En los
partidos de fútbol el árbitro es quien dictamina cuándo una acción es falta y,
por lo tanto, cuándo es digna de sanción: aplica el reglamento y decide si la
jugada ha sido fuera de juego, córner o penalty. En las agresiones conyugales
es el juez quien valora los daños y quien determina los castigos: la
separación, una multa o, incluso, la cárcel del culpable.
¿Cree usted
que es razonable que en las guerras, sin embargo, sea una de las partes -la más
poderosa- la que decida si es justa o no, y la que justifique cuándo han de
empezar los ataques, durante cuánto tiempo han de continuar y cuándo han de
finalizar? ¿Cree usted que es lógico que la justificación moral de la guerra
parta de quienes la organizan, la instigan, la desatan o la sostienen? Los
representantes del poder del Estado siempre han justificado sus contiendas,
independientemente de que tuvieran políticamente razón o no a hacerlo: tienen
el poder, la fuerza y, sobre todo, poseen los medios de propagación para tratar
de convencernos de su justicia, de su bondad y de su necesidad.
Los
políticos de diferentes signos, ayudados por los omnipotentes medios de
comunicación tratan de persuadirnos de que las guerras son necesarias e
inevitables, al menos, como un mal menor. Apelan al realismo, al utilitarismo
e, incluso, al pacifismo.
Soñar con un
mundo sin guerras –afirman ellos- es un idealismo ingenuo y una utopía
inalcanzable. Otros tratan de convencernos de que las guerras desarrollan la
tecnología que mantiene y aumenta nuestro bienestar: la mayoría de los
adelantos modernos -repiten- tiene su origen en los esfuerzos realizados por
los científicos para lograr que los aparatos de guerra sean más eficaces, más
aniquiladores, más mortíferos y más exterminadores. Nos animan para que demos
las gracias a las guerras que han desarrollado la tecnología, la informática y
la telemática.

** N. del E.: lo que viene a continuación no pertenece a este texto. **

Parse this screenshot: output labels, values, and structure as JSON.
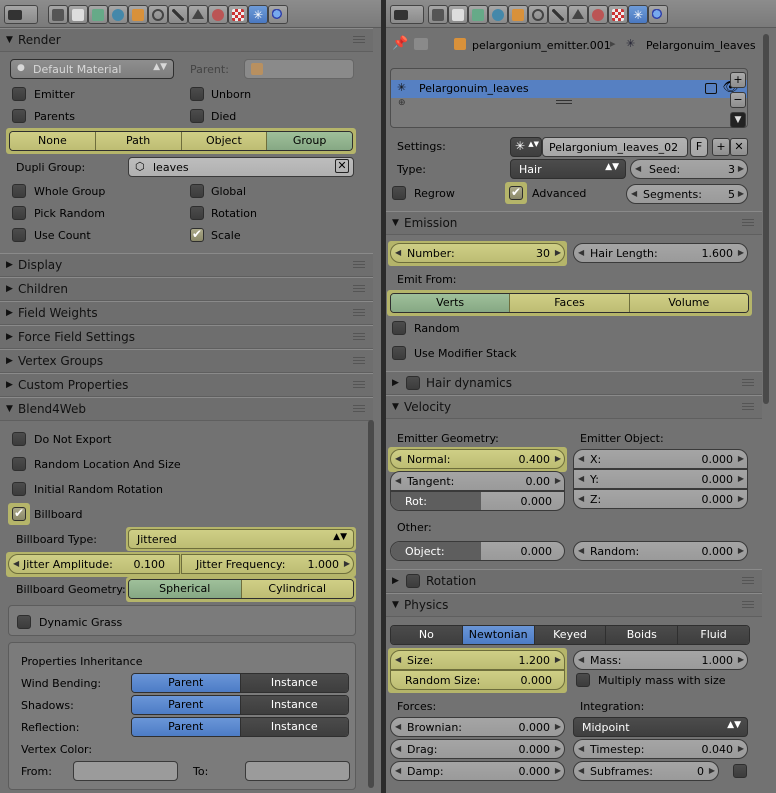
{
  "left": {
    "render": {
      "title": "Render",
      "material": "Default Material",
      "parent_label": "Parent:",
      "emitter": "Emitter",
      "unborn": "Unborn",
      "parents": "Parents",
      "died": "Died",
      "modes": [
        "None",
        "Path",
        "Object",
        "Group"
      ],
      "dupli_group_label": "Dupli Group:",
      "dupli_group_value": "leaves",
      "whole_group": "Whole Group",
      "global": "Global",
      "pick_random": "Pick Random",
      "rotation": "Rotation",
      "use_count": "Use Count",
      "scale": "Scale"
    },
    "collapsed": [
      "Display",
      "Children",
      "Field Weights",
      "Force Field Settings",
      "Vertex Groups",
      "Custom Properties"
    ],
    "b4w": {
      "title": "Blend4Web",
      "do_not_export": "Do Not Export",
      "random_loc": "Random Location And Size",
      "initial_rot": "Initial Random Rotation",
      "billboard": "Billboard",
      "billboard_type_label": "Billboard Type:",
      "billboard_type": "Jittered",
      "jitter_amp_label": "Jitter Amplitude:",
      "jitter_amp": "0.100",
      "jitter_freq_label": "Jitter Frequency:",
      "jitter_freq": "1.000",
      "geom_label": "Billboard Geometry:",
      "geom": [
        "Spherical",
        "Cylindrical"
      ],
      "dynamic_grass": "Dynamic Grass",
      "inherit_title": "Properties Inheritance",
      "inherit_rows": [
        {
          "label": "Wind Bending:",
          "opts": [
            "Parent",
            "Instance"
          ]
        },
        {
          "label": "Shadows:",
          "opts": [
            "Parent",
            "Instance"
          ]
        },
        {
          "label": "Reflection:",
          "opts": [
            "Parent",
            "Instance"
          ]
        }
      ],
      "vertex_color": "Vertex Color:",
      "from": "From:",
      "to": "To:"
    }
  },
  "right": {
    "breadcrumb": {
      "object": "pelargonium_emitter.001",
      "psys": "Pelargonuim_leaves"
    },
    "list_item": "Pelargonuim_leaves",
    "settings_label": "Settings:",
    "settings_value": "Pelargonium_leaves_02",
    "fake_user": "F",
    "type_label": "Type:",
    "type_value": "Hair",
    "seed_label": "Seed:",
    "seed_value": "3",
    "regrow": "Regrow",
    "advanced": "Advanced",
    "segments_label": "Segments:",
    "segments_value": "5",
    "emission": {
      "title": "Emission",
      "number_label": "Number:",
      "number_value": "30",
      "hair_len_label": "Hair Length:",
      "hair_len_value": "1.600",
      "emit_from": "Emit From:",
      "modes": [
        "Verts",
        "Faces",
        "Volume"
      ],
      "random": "Random",
      "use_mod": "Use Modifier Stack"
    },
    "hair_dynamics": "Hair dynamics",
    "velocity": {
      "title": "Velocity",
      "emitter_geom": "Emitter Geometry:",
      "emitter_obj": "Emitter Object:",
      "normal_label": "Normal:",
      "normal": "0.400",
      "tangent_label": "Tangent:",
      "tangent": "0.00",
      "rot_label": "Rot:",
      "rot": "0.000",
      "x_label": "X:",
      "x": "0.000",
      "y_label": "Y:",
      "y": "0.000",
      "z_label": "Z:",
      "z": "0.000",
      "other": "Other:",
      "object_label": "Object:",
      "object": "0.000",
      "random_label": "Random:",
      "random": "0.000"
    },
    "rotation": "Rotation",
    "physics": {
      "title": "Physics",
      "modes": [
        "No",
        "Newtonian",
        "Keyed",
        "Boids",
        "Fluid"
      ],
      "size_label": "Size:",
      "size": "1.200",
      "rsize_label": "Random Size:",
      "rsize": "0.000",
      "mass_label": "Mass:",
      "mass": "1.000",
      "mult_mass": "Multiply mass with size",
      "forces": "Forces:",
      "integration": "Integration:",
      "brownian_label": "Brownian:",
      "brownian": "0.000",
      "drag_label": "Drag:",
      "drag": "0.000",
      "damp_label": "Damp:",
      "damp": "0.000",
      "integrator": "Midpoint",
      "timestep_label": "Timestep:",
      "timestep": "0.040",
      "subframes_label": "Subframes:",
      "subframes": "0"
    }
  }
}
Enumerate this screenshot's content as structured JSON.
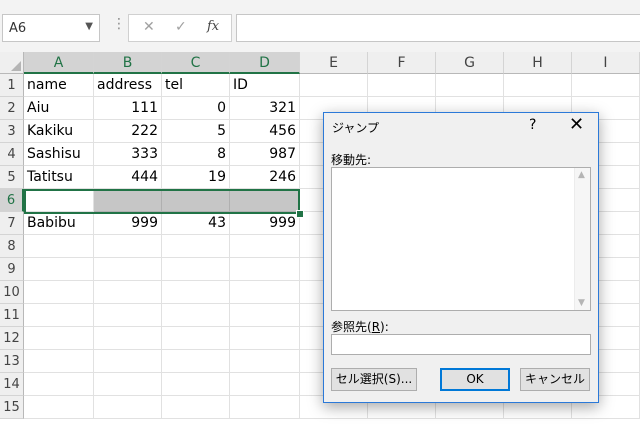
{
  "formula_bar": {
    "name_box": "A6",
    "separator": "⋮",
    "cancel_glyph": "✕",
    "enter_glyph": "✓",
    "fx_label": "fx",
    "formula_value": ""
  },
  "columns": [
    "A",
    "B",
    "C",
    "D",
    "E",
    "F",
    "G",
    "H",
    "I"
  ],
  "rows": [
    "1",
    "2",
    "3",
    "4",
    "5",
    "6",
    "7",
    "8",
    "9",
    "10",
    "11",
    "12",
    "13",
    "14",
    "15"
  ],
  "table": {
    "headers": [
      "name",
      "address",
      "tel",
      "ID"
    ],
    "data": [
      [
        "Aiu",
        "111",
        "0",
        "321"
      ],
      [
        "Kakiku",
        "222",
        "5",
        "456"
      ],
      [
        "Sashisu",
        "333",
        "8",
        "987"
      ],
      [
        "Tatitsu",
        "444",
        "19",
        "246"
      ],
      [
        "",
        "",
        "",
        ""
      ],
      [
        "Babibu",
        "999",
        "43",
        "999"
      ]
    ]
  },
  "dialog": {
    "title": "ジャンプ",
    "help": "?",
    "close": "✕",
    "goto_label": "移動先:",
    "reference_label_pre": "参照先(",
    "reference_label_key": "R",
    "reference_label_post": "):",
    "reference_value": "",
    "special_button": "セル選択(S)...",
    "ok_button": "OK",
    "cancel_button": "キャンセル"
  },
  "colors": {
    "selection_green": "#217346",
    "dialog_border": "#2b79d8",
    "highlight_gray": "#c6c6c6"
  }
}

Nuestros electrodomésticos, televisores, ordenadores y teléfonos
móviles -dicen- tienen mucho que agradecer a las guerras. La fe en la
prosperidad de la tecnología punta no suelen tener en cuenta la producción de
tanta basura que sustituye las cosas buenas para aumentar los niveles de
saturación -más que de satisfacción- sólo de una parte de la población y para
incrementar y extender la miseria en otra parte más amplia.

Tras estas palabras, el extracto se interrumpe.